Why mega farms use in-house nutrition expertise

Creating or reviewing a nutrition program for a mega animal producer is rather a different exercise compared with working for a feed/nutrition supplier or any other animal producer.

Holstein dairy cows feed on silage in a large freestall farm barn in Devon
Holstein dairy cows feed on silage in a large freestall farm barn in Devon

Creating or reviewing a nutrition program for a mega animal producer is rather a different exercise compared with working for a feed/nutrition supplier or any other animal producer. In large farms, individual animal performance cannot be easily monitored or catered to. Instead, individual animal performance records are aggregated into population averages, whereas the goal is to increase average performance while reducing deviation from such average.

The same inability to attend to specialized nutrition programs (be it additives, new feeds or even supplements of any kind) is evident and has to do with the lack of sufficient personnel to run trials, make costly decisions, and assume responsibility for decisions they cannot verify with their own data. Running a product through the whole enterprise and comparing with historical records might be an easy enough exercise for a smaller farm, but for a mega producer such a sangfroid decision may cost thousands or millions of dollars, or euros, or whatever currency they are in. At the end, it might cost several jobs.

In-house nutrition for large farms must be simple – simple to understand, simple to apply, simple to control and verify, simple to adjust, and simple to replicate.
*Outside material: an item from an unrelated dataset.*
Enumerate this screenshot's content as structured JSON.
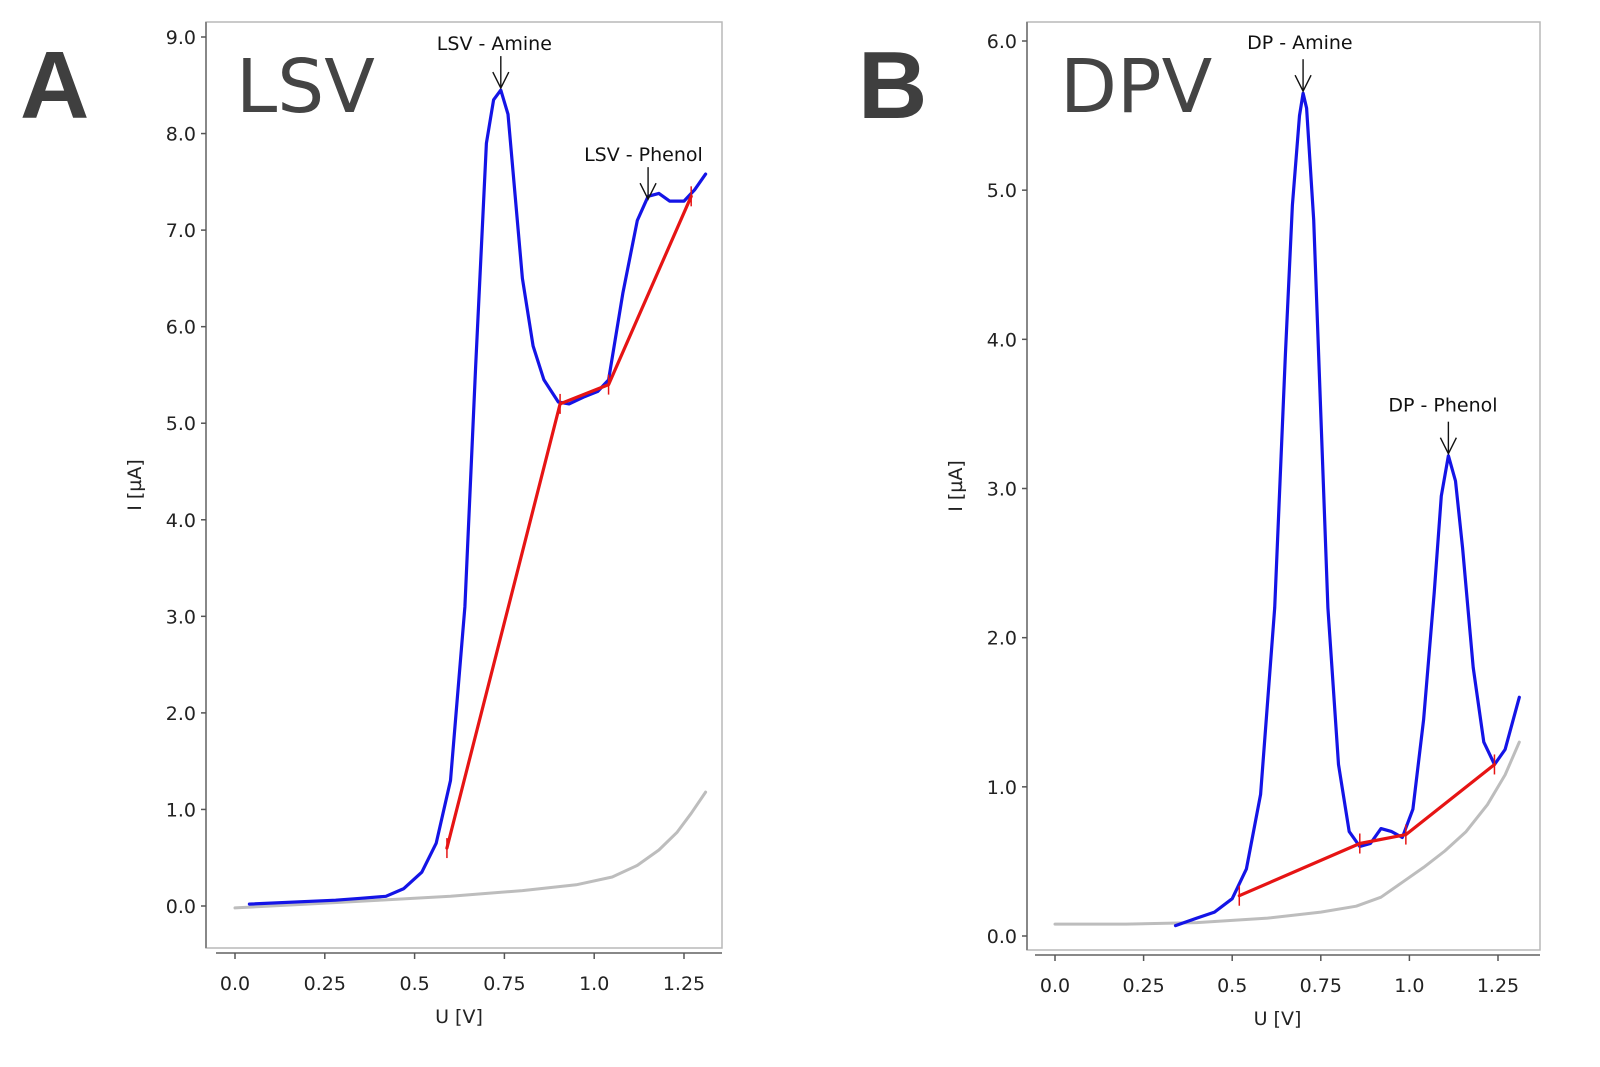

It also needs to be universal as one mill often makes feed for all animals and changing formulas, dies (if pelleted), and all other feed mill variables associated with multi-feed operations creates unnecessary complications. Here, we need to understand that the key issue is absence of mistakes. Adding extra salt in the feed mill of a small farm might cause some harm in some animals. The same innocent mistake in a mega farm, associated with a few hours or frozen water pipes might cause the death of thousands of animals, and someone will pay for it dearly.

That is why the focus on mega farms is not where many expect it to be. And this is why such mega farms depend on in-house nutrition expertise instead of outside inputs.